Accepté localement, critiqué ailleurs…

Vu de l’intérieur, l’Est-du-Québec semble donc avoir trouvé le modèle idéal. Mais tous les Québécois ne partagent pas cette vision : maximiser les retombées locales entraîne inévitablement une hausse de la facture d’électricité de tous les clients d’Hydro-Québec, soutient le professeur de physique à l’Université de Montréal Normand Mousseau. « On ne choisit pas toujours les endroits qui sont optimaux pour les vents, et la structure de propriété fait en sorte qu’on n’a pas nécessairement les coûts les plus faibles. »

Autrement dit, la construction de parcs éoliens en Gaspésie et dans le Bas-Saint-Laurent est avant tout un exercice de développement régional, avec des décisions plus politiques que scientifiques. Résultat : le parc Nicolas-Riou produit de l’électricité à 6,3 ¢ le kilowattheure (kWh), soit deux fois le prix patrimonial d’Hydro-Québec (qui correspond à la production des grandes centrales hydroélectriques) et beaucoup plus cher qu’en Alberta (3,7 ¢/kWh).

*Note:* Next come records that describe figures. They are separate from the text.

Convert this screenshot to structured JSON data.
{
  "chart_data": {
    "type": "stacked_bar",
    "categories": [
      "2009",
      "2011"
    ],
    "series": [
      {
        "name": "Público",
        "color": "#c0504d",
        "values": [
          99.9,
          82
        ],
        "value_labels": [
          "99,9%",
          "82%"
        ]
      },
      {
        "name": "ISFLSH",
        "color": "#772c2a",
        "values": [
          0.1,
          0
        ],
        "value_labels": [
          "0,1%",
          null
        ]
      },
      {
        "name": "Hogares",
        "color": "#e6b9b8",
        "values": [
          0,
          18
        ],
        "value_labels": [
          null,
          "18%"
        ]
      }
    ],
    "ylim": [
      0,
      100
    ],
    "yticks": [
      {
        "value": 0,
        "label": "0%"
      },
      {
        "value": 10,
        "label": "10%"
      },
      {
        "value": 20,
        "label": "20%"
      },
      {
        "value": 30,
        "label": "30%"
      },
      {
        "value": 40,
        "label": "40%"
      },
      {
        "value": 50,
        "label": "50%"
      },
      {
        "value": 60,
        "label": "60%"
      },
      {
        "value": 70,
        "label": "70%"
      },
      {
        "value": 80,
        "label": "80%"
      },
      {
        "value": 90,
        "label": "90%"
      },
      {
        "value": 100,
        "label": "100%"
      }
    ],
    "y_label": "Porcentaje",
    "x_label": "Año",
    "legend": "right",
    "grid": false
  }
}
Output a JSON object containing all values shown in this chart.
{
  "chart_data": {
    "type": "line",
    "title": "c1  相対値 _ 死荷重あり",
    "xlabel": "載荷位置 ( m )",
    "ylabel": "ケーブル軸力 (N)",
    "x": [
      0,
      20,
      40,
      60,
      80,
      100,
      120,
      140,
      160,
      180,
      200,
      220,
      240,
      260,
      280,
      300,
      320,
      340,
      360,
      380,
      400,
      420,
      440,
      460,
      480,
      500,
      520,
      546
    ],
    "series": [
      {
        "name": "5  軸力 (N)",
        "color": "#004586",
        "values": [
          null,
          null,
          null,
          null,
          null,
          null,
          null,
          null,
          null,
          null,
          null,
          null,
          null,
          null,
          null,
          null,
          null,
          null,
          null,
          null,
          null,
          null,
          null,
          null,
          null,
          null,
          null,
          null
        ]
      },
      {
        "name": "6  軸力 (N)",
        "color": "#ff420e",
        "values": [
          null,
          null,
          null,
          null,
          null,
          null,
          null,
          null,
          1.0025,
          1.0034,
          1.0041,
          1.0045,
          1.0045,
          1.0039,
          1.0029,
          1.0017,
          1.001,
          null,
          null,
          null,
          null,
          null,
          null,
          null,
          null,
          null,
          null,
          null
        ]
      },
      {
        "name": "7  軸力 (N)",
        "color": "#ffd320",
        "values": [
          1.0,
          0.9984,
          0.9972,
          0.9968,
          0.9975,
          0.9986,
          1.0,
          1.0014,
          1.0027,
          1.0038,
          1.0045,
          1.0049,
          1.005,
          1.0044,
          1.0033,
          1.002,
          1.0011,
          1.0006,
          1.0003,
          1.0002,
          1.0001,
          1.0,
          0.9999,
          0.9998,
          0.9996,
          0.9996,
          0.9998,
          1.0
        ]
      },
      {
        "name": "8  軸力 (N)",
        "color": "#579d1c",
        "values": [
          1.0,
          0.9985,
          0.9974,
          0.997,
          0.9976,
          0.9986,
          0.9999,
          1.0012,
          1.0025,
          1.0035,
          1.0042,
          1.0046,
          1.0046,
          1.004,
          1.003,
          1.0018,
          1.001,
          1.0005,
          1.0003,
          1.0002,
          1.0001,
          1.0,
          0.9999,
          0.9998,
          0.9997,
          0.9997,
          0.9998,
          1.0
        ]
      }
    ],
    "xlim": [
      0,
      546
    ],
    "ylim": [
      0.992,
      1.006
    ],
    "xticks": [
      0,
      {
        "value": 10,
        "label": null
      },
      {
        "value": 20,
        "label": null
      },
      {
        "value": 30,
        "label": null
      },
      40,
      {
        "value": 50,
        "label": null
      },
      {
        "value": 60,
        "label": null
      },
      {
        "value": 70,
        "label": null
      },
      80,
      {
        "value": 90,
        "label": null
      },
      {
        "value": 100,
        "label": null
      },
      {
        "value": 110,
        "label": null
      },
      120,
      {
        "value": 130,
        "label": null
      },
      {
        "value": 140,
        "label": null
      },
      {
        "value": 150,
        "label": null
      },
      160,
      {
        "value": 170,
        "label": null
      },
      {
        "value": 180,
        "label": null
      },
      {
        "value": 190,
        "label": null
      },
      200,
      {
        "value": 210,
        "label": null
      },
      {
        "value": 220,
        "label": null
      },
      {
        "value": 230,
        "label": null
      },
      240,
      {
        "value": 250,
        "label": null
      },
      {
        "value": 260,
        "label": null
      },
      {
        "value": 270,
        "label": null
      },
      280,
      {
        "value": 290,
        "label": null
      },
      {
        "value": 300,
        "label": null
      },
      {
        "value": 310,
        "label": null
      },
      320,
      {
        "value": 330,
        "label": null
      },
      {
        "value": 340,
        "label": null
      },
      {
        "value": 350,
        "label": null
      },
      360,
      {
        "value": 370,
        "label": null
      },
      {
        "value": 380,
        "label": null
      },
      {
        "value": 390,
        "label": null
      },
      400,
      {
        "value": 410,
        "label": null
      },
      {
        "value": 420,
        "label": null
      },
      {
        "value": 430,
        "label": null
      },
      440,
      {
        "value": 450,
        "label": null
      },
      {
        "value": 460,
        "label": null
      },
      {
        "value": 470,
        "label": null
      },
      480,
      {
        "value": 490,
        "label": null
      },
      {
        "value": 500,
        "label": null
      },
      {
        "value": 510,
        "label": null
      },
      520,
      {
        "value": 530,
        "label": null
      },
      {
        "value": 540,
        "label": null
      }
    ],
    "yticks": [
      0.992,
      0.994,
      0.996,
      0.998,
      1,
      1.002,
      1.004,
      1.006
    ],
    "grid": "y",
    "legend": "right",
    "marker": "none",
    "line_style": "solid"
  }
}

On subventionne bien des entreprises à Montréal, alors pourquoi pas dans l’Est, répondront les élus régionaux. D’autant plus que la construction de parcs éoliens a amené des industries à s’installer à Matane (Marmen Énergie) et à Gaspé (LM Wind Power). Mais cela s’accompagne d’une contrepartie : la nécessité de toujours construire davantage de parcs pour faire tourner ces usines. Le 9 avril, Marmen Énergie a d’ailleurs annoncé sa fermeture pour au moins six mois à partir de juillet 2021, pour cause de manque de travail. Une décision qui entraînera la mise à pied de 70 travailleurs, en plus des 55 qui avaient déjà perdu leur travail en novembre.

Cela ne devrait pas arrêter les maires de l’Alliance de l’Est, qui entendent participer au prochain appel d’offres d’Hydro-Québec qui sera lancé d’ici la fin de l’année pour de 200 à 500 MW d’énergie renouvelable. La société d’État ne nage plus dans les surplus et le gouvernement entend « placer la filière éolienne au cœur de la relance économique du Québec », selon les mots du ministre de l’Énergie et des Ressources naturelles, Jonatan Julien.

Un retournement de veste pour le premier ministre François Legault, autrefois sceptique par rapport à la pertinence de l’éolien, mais qui a depuis compris l’importance de ce secteur pour l’économie de l’Est-du-Québec. De La Pocatière à Percé, personne ne s’en plaindra.